MA391 Shells Trey Jacks

Throughout one's mathematical journey, we come across this constant use of approximations. Approximations help us apply concepts in real-world activities since it becomes very difficult to show off some expressions (infinite decimal approximations for example). While you are in Calculus One, we are introduced to this concept of integrating a function. Integrating a function, let's say f(x)), is a method of finding the area underneath that curve on a graph. This application of area is very useful, especially when looking at graphs like: Distance vs. Time, Velocity vs. Time, and Acceleration vs. Time.

The next natural thought after coming up with the area is “How can we extend this 2-D method into a 3-D world?”. Instead of looking at objects with a 2-D lens, once we get into Calculus 2 we can view things as 3-D. This leads up to going from finding the area of an object to finding the volume instead. How do we do this? We want to look at a function and rotate it along an axis, capturing the image of the function as it rotates. Below is a graph from Geogebra that shows the rotation done with a triangle, where the grey, flat, circle shows the pathing of the rotation.

Next we want to get a formula for this volume. We derive this from the formula of a circle, where we then have different cases. One case is when we want to integrate the function by slicing it into different washers built upon itself. Another case is using a bunch of cylindrical shells and adding them all up next to each other. Below we will write out the exact formulas we use in each case:

If you have the height of the function and the radius, it may we best to just by the Shell Method:

Shell Method:
$\int_{a}^{b}2\pi*r*y(x)dx$, where y(x) is the height of the shell and r is the radius

Next is the Washer method, which is very similar to above but is more useful when we have a circle around another, having two different radii’s.

Washer Method:
$\int_{c}^{d}\pi*x^2dx$, where $x^2 = R_1^2 - R_2^2$ where $R$'s represent the outter and inner radius respectfully.

Let's look at an example.
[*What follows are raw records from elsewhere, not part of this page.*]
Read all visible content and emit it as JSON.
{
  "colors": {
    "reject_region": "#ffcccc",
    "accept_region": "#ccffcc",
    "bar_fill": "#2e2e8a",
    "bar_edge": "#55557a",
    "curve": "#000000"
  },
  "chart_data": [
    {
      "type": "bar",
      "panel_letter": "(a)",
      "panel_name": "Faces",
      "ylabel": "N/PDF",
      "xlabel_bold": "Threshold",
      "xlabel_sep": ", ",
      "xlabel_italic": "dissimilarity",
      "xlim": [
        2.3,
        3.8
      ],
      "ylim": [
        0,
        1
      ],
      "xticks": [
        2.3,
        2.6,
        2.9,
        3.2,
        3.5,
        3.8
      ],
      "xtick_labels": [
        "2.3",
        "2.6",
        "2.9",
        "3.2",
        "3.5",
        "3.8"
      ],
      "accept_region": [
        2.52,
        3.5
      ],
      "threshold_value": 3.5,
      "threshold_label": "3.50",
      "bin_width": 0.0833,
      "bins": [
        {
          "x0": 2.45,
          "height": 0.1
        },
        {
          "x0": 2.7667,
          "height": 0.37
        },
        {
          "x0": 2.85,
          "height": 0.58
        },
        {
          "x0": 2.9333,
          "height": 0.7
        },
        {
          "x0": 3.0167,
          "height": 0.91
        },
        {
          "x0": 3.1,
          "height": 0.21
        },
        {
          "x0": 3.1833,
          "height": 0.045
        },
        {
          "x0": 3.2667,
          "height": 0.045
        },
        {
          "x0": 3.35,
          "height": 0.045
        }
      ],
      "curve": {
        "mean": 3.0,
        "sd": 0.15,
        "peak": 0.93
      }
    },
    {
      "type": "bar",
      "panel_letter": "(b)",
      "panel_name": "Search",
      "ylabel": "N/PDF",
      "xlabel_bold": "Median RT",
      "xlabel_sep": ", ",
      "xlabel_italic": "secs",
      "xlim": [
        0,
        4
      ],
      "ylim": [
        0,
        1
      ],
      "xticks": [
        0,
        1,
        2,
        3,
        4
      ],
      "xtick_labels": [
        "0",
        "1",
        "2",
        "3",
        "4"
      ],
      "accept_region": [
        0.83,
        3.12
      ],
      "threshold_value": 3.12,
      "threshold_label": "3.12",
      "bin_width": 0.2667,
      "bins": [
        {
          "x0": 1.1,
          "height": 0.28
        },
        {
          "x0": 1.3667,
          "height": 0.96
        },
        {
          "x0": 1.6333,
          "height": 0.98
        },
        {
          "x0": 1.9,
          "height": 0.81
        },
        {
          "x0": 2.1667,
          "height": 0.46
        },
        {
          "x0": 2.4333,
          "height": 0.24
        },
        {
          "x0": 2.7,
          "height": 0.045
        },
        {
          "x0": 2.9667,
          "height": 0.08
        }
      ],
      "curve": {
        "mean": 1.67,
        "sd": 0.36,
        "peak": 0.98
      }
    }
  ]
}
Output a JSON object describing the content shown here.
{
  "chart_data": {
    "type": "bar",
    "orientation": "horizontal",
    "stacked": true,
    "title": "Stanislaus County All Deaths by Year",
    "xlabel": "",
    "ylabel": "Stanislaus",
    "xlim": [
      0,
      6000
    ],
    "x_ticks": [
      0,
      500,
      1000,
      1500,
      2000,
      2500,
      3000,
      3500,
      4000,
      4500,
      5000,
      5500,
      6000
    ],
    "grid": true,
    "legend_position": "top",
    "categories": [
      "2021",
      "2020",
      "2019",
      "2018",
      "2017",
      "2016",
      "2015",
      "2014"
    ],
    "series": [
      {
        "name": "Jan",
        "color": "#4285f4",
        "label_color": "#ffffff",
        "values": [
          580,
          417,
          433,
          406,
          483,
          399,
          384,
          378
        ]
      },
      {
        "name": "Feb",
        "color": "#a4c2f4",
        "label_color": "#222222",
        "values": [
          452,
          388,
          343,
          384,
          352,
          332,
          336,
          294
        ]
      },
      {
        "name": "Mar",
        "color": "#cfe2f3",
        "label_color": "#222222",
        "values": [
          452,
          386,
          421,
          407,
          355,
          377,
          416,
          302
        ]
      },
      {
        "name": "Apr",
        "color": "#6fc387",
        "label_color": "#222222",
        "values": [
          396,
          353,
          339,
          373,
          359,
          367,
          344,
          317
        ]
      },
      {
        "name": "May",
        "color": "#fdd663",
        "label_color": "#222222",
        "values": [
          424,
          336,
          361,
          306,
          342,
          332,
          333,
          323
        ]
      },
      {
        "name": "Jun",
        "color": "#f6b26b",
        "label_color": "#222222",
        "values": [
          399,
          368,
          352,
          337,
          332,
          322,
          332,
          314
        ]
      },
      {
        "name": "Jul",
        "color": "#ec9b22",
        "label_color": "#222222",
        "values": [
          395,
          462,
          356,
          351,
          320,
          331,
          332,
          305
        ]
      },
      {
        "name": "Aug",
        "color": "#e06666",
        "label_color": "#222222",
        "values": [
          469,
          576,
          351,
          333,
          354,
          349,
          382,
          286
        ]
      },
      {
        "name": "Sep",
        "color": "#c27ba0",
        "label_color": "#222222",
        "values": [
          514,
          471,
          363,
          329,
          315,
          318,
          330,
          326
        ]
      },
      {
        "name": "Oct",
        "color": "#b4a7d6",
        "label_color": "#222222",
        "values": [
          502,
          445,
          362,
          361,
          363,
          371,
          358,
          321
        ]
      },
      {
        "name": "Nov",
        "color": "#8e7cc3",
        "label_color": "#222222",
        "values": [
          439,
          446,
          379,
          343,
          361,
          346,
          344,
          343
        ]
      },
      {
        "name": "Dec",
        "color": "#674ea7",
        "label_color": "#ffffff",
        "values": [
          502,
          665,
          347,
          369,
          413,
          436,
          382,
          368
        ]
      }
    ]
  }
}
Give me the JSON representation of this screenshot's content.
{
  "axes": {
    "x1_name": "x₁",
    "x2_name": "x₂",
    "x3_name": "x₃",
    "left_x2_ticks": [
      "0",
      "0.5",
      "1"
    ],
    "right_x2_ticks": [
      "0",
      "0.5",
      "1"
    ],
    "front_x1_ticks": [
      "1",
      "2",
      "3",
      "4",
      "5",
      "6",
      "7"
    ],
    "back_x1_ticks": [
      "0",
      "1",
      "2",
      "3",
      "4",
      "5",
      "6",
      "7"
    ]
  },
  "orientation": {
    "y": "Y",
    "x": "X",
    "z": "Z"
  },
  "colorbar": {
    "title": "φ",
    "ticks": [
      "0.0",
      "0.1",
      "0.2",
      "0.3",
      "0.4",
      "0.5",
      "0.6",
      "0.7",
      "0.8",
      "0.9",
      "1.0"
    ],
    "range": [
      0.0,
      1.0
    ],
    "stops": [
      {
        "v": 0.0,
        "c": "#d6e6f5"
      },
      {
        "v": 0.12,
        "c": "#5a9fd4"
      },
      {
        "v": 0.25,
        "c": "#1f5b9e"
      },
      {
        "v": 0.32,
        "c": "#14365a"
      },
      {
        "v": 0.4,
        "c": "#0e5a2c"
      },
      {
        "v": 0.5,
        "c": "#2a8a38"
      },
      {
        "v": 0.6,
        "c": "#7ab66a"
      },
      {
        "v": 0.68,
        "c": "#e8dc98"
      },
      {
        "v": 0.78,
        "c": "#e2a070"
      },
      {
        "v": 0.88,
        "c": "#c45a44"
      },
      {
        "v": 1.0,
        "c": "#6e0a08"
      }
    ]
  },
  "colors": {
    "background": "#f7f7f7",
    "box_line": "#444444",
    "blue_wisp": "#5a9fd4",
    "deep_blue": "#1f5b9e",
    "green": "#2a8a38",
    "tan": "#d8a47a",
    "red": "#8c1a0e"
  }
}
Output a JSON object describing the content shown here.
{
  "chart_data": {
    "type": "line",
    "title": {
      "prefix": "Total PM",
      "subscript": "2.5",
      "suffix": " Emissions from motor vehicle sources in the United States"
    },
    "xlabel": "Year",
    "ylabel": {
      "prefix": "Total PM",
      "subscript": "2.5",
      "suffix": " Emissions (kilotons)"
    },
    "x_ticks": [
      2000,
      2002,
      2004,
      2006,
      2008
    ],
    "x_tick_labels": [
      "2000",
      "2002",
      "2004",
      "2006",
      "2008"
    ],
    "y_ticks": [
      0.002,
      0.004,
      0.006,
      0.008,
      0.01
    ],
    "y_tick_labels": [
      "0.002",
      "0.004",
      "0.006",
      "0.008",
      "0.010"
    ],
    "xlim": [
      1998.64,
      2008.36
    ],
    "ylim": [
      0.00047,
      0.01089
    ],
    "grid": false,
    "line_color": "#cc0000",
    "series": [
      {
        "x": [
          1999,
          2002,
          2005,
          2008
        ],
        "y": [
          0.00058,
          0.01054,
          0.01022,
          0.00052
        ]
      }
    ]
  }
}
For the object we chose, we are using the function:

$y(x) = \frac{x}{\sqrt{x^3+1}}$ on the interval [2, 12], rotated about the y-axis. For this, we will showcase the shell method! First let us identify what the radius is. As we discussed above, we want to make the radius x, so that we can manipulate what the radius is at a given x. Next, we just have to notice that the y(x) is the one given. Now, let us see the calculation!

Math Time:
$V = \int_{2}^{12}2\pi*x*\frac{x}{\sqrt{x^3+1}}dx$

Now that we have the setup, we need to just integrate! We will use a u-substitution here! Since we have this higher power x in our square root, it might be nice to try it here. So for our problem, let: $u=x^3+1, du = 3x^2 dx$. After making this substitution, we need to change our bounds to show this! We need to solve: $u=2^3+1, u=12^3+1$ => u=9, 1729. Thus, we now have an integral like:

$V =\int_{9}^{1729}2\pi*x*\frac{1}{3\sqrt{u}}du$
This then evaluates out to:
$V = \frac{4\pi}{3}({\sqrt{1729}-\sqrt{9}})$ which is approximatly 161.61 units cubed.

Now that we have seen the exact evaluation, let us look at what the approximation might look like! Below is an image generated on OnShape where we look at the adding up of shells for the curve!

The top view is to show out the hollow center since we are not starting when x=0, we start when x=2. To find the volume of our approximation, we just add up the value of the cyclindrals shells we have created! Below is the layout of the summation!

\[V = \sum_{n=2}^{12} 2\pi*\frac{n}{\sqrt{n^3+1}} \approx 168.15\] units cubed

As shown, this approximation is slightly off from the actual volume, but this is primarily due to the fact we only used a small number of shells. As you use more shells and do the summation, the approximation becomes more accurate, leading you to get to the actual volume from before!

The reason for this function is because of the shape of the graph on the 2-D plane. It reminds me of a carnival ride of going around a carousel, with each layer getting faster. Besides this, the actual approximation shows on the outside very clearly what we are trying to accomplish. One can see that we have these steps along the side, making our approximation shown. These reasons helped me come to a conclusion that this function would be very useful to showcase an approximation with the Shell Method since you can explicitly see the steps we are taking with the differences in heights of each shell.